Let $G$ be a Poisson-Lie group and $r = \sum_{s,t} r^{st} X_s \otimes X_t \in g \wedge g$, where $g$ is the Lie algebra of $G$. In the end of page 60, the bracket on $\mathbb{C}[G]$ is given by \begin{align} \{f_1, f_2\} = \sum_{s,t} r^{st}( (X_s^L f_1)(X_t^L f_2) - (X_s^R f_1) (X_t^R f_2) ), \quad (1) \end{align} where $f_1, f_2 \in \mathbb{C}[G]$, $\{X_s\}$ is a basis of $g$ and $\{X_s^L\}$, (resp. $\{X_s^R\}$) are corresponding left (resp. right) invariant vector field on $G$.

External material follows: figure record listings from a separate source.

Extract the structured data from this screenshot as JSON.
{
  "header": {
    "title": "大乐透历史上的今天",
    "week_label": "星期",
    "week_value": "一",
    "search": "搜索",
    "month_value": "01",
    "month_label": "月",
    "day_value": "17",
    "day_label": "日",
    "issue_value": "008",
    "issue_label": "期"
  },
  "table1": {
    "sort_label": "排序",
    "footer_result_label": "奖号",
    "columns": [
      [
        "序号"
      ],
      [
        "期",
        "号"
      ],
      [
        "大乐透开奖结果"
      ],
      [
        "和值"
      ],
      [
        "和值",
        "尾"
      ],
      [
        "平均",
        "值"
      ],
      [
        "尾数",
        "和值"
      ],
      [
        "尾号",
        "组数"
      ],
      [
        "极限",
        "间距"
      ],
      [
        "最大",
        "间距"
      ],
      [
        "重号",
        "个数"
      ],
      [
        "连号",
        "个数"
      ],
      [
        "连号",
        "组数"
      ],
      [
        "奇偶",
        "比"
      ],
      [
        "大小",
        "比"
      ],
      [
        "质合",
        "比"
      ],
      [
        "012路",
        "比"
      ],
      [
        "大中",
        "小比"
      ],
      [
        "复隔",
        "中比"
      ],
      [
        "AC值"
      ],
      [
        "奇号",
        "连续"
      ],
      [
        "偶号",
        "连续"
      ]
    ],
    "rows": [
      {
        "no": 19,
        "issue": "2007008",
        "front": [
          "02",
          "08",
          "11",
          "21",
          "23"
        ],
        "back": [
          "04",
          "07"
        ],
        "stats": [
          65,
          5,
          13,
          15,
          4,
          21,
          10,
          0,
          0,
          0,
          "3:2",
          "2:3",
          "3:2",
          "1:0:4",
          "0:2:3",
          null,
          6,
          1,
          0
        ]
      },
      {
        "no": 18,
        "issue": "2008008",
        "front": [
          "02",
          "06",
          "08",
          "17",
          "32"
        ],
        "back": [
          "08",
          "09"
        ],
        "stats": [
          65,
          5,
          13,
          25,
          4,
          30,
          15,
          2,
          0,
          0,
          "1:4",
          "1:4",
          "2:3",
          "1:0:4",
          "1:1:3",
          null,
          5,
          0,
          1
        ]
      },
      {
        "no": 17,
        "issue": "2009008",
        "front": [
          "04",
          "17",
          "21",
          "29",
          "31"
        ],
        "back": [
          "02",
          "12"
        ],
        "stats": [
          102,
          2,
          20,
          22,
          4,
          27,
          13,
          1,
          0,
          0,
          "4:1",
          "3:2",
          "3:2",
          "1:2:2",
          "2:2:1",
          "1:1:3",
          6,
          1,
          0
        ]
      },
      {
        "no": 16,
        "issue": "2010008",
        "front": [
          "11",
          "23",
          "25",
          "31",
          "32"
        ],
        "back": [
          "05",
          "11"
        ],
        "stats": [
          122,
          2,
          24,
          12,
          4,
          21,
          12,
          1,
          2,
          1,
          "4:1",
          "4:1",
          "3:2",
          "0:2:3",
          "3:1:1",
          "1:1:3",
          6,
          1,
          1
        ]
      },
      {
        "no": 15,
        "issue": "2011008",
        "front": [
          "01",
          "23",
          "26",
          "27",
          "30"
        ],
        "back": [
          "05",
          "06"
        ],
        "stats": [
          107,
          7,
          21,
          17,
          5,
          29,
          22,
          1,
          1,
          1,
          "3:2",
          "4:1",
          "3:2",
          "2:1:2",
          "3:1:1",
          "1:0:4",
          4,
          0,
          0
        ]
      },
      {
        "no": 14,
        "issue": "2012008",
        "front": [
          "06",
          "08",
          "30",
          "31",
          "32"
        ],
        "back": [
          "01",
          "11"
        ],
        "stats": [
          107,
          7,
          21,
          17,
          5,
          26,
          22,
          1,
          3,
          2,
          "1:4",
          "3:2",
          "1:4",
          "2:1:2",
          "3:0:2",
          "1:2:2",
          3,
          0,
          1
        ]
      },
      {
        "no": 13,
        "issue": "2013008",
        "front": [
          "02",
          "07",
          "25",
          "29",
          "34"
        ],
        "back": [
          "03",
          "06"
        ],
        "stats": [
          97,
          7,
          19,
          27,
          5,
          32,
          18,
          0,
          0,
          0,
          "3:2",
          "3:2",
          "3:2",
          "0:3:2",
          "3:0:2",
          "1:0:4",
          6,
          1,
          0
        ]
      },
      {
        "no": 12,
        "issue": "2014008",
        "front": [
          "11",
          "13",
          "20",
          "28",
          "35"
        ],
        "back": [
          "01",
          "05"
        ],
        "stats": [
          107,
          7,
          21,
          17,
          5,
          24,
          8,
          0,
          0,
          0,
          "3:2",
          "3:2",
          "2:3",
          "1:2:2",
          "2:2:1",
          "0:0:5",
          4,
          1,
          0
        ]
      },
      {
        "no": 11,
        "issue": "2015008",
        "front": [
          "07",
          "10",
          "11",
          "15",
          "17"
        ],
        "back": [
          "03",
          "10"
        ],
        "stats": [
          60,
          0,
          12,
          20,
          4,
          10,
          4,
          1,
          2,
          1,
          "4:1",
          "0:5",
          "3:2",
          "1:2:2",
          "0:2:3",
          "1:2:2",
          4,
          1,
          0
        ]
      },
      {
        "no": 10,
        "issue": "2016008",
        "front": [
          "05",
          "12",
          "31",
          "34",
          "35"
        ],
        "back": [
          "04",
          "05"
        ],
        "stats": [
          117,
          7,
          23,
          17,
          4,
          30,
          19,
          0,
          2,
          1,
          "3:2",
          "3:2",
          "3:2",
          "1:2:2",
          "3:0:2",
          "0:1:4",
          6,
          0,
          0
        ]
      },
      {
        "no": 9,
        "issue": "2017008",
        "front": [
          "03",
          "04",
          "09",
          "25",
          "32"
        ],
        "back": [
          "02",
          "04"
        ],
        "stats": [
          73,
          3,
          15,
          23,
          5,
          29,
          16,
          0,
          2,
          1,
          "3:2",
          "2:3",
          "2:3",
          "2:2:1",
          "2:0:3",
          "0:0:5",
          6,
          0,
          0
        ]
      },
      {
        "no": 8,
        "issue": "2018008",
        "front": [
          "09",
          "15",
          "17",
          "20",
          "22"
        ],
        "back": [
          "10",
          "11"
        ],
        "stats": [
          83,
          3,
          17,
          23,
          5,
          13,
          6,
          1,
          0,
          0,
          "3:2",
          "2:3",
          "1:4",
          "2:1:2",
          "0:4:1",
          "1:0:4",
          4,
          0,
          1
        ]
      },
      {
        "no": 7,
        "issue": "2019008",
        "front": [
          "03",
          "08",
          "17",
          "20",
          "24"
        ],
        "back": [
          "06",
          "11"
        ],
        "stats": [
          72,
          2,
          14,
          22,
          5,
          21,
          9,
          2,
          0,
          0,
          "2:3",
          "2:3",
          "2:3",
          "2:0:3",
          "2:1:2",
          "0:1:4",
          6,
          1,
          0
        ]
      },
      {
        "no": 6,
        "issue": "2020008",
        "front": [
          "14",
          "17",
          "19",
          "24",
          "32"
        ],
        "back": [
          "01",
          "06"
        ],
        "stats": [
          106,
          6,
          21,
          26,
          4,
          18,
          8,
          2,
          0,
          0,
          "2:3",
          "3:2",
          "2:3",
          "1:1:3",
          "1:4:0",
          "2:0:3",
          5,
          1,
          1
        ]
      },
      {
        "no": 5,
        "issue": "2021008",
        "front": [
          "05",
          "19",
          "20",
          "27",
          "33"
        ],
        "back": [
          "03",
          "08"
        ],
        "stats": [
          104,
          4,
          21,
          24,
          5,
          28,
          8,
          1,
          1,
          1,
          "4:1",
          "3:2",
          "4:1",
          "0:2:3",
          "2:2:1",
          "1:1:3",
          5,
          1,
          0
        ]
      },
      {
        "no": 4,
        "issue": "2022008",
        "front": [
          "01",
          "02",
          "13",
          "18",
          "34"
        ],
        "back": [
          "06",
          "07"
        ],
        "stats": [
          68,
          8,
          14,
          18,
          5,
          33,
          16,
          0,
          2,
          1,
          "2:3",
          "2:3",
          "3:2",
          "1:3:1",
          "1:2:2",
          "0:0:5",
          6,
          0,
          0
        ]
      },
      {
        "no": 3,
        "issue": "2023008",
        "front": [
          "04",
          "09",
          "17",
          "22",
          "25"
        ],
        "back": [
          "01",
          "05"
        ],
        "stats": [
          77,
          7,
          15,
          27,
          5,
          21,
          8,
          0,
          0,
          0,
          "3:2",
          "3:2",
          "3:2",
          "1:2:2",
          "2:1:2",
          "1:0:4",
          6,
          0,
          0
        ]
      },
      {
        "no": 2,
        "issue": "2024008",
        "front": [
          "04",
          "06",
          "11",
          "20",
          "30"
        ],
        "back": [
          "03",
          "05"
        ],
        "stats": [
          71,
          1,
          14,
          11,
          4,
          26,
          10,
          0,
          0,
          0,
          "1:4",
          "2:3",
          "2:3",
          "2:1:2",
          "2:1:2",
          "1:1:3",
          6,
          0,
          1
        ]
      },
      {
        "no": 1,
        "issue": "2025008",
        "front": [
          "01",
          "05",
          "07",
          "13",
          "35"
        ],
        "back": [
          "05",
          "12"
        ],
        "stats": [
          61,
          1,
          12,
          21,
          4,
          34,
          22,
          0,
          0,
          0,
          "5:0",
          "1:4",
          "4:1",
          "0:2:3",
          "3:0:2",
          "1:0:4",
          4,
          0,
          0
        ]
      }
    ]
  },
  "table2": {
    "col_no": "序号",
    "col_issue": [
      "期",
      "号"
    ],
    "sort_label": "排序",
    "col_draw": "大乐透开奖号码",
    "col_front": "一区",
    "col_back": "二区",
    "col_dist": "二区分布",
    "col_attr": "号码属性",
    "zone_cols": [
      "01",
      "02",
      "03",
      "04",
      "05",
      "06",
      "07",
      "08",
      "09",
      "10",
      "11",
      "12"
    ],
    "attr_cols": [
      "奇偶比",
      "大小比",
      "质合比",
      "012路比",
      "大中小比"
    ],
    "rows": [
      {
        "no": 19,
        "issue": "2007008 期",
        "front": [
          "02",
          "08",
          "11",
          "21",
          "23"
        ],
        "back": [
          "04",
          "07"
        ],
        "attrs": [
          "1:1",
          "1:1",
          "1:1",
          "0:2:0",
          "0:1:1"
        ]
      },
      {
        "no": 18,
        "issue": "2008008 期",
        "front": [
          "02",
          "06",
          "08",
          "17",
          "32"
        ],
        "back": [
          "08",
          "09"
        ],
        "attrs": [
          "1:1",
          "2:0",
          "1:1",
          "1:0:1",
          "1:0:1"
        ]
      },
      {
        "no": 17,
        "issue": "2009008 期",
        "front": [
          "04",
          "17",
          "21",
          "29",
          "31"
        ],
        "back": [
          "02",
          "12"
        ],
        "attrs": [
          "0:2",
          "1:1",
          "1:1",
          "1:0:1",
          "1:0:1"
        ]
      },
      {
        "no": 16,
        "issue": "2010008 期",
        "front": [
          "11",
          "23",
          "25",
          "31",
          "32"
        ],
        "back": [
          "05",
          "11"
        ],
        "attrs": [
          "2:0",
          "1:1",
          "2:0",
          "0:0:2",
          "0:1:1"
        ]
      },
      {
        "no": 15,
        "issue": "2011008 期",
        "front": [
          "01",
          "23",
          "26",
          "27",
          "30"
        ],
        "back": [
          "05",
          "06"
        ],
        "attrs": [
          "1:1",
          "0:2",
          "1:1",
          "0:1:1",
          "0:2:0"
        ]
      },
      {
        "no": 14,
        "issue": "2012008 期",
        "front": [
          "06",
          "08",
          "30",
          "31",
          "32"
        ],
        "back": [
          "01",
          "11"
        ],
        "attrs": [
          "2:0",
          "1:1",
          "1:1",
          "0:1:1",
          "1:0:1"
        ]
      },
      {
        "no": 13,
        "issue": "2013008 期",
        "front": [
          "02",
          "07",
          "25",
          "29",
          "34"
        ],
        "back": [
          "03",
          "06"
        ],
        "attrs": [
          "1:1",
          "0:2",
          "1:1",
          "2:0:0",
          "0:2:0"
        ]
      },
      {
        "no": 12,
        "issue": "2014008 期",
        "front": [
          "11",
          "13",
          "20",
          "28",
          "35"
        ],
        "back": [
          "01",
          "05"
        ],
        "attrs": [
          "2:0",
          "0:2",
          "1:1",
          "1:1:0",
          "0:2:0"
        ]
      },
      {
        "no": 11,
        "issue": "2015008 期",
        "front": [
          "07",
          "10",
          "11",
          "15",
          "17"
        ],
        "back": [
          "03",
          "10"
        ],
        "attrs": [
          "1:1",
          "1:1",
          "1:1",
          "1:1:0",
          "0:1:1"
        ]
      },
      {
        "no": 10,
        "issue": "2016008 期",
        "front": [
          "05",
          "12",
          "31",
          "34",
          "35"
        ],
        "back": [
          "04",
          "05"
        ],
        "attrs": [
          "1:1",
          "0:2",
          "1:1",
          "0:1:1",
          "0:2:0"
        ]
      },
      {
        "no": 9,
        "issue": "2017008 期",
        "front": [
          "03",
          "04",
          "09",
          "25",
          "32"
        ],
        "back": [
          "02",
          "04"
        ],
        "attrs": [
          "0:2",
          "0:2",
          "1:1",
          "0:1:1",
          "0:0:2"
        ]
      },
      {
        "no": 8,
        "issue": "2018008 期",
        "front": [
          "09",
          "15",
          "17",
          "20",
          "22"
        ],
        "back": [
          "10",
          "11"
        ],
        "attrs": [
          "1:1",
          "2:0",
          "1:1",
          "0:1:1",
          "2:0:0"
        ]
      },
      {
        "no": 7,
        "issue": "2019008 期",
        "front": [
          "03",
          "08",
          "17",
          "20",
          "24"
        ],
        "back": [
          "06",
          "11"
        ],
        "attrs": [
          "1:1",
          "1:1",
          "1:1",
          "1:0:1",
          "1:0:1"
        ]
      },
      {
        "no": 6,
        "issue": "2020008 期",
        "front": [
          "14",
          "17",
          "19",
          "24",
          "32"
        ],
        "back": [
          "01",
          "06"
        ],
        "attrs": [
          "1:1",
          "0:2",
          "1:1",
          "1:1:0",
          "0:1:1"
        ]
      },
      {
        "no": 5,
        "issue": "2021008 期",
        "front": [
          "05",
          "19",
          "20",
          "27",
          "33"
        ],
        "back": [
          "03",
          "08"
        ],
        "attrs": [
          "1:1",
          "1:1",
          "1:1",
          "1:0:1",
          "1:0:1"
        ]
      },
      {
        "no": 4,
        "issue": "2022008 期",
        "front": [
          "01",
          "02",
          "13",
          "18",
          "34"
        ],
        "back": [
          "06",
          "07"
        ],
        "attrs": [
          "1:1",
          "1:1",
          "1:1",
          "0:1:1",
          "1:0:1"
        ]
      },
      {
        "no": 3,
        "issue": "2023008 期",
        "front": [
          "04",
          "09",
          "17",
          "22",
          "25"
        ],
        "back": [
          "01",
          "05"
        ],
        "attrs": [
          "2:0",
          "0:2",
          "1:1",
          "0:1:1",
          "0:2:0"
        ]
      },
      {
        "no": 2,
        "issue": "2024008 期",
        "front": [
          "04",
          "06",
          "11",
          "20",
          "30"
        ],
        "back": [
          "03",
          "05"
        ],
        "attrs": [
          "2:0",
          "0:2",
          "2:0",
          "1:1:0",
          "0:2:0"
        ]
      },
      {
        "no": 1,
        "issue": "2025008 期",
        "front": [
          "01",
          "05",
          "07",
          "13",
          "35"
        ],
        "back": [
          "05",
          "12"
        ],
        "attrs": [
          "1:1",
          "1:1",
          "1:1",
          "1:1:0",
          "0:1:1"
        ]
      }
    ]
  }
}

In the case of $G = GL_n$, how to derive the formula $\{t_{ij}, t_{kl}\} = \sum_{a,b} (r^{ajbl} t_{ia}t_{kb} - r^{iakb} t_{aj}t_{bl})$ from (1)? This formula is on page 61 of the book of Chari and Pressley.
We have $X^L(t_{ij}) = (TX)_{ij}$, $X^R(t_{ij}) = (XT)_{ij}$.
Thank you very much.
Take a basis $\{E_{ab}: a,b=1,\ldots,n\}$ of $gl_n$, where $E_{ab}$ is a matrix whose $(a,b)$-entry is $1$ and $0$ elsewhere. Then we have $$ E_{ab}^L(t_{ij}) = (TE_{ab})_{ij} = \delta_{bj}t_{ia}, \\ E_{ab}^R(t_{ij}) = (E_{ab}T)_{ij} = \delta_{ia}t_{bj}. $$ Therefore $$ \{t_{ij}, t_{kl}\} \\ = \sum_{a,b,c,d} (r^{ab,cd} E_{ab}^L(t_{ij})E_{cd}^L(t_{kl}) - r^{ab,cd} E_{ab}^R(t_{ij})E_{cd}^R(t_{kl})) \\ = \sum_{a,b,c,d} (r^{ab,cd} \delta_{bj}t_{ia}\delta_{dl}t_{kc} - r^{ab,cd} \delta_{ia}t_{bj}\delta_{kc}t_{dl} \\ = \sum_{a,c} r^{ajcl} t_{ia}t_{kc} - \sum_{b,d} r^{ibkd} t_{bj}t_{dl} \\ = \sum_{a,b} (r^{ajbl} t_{ia}t_{kb} - r^{iakb} t_{aj}t_{bl}). $$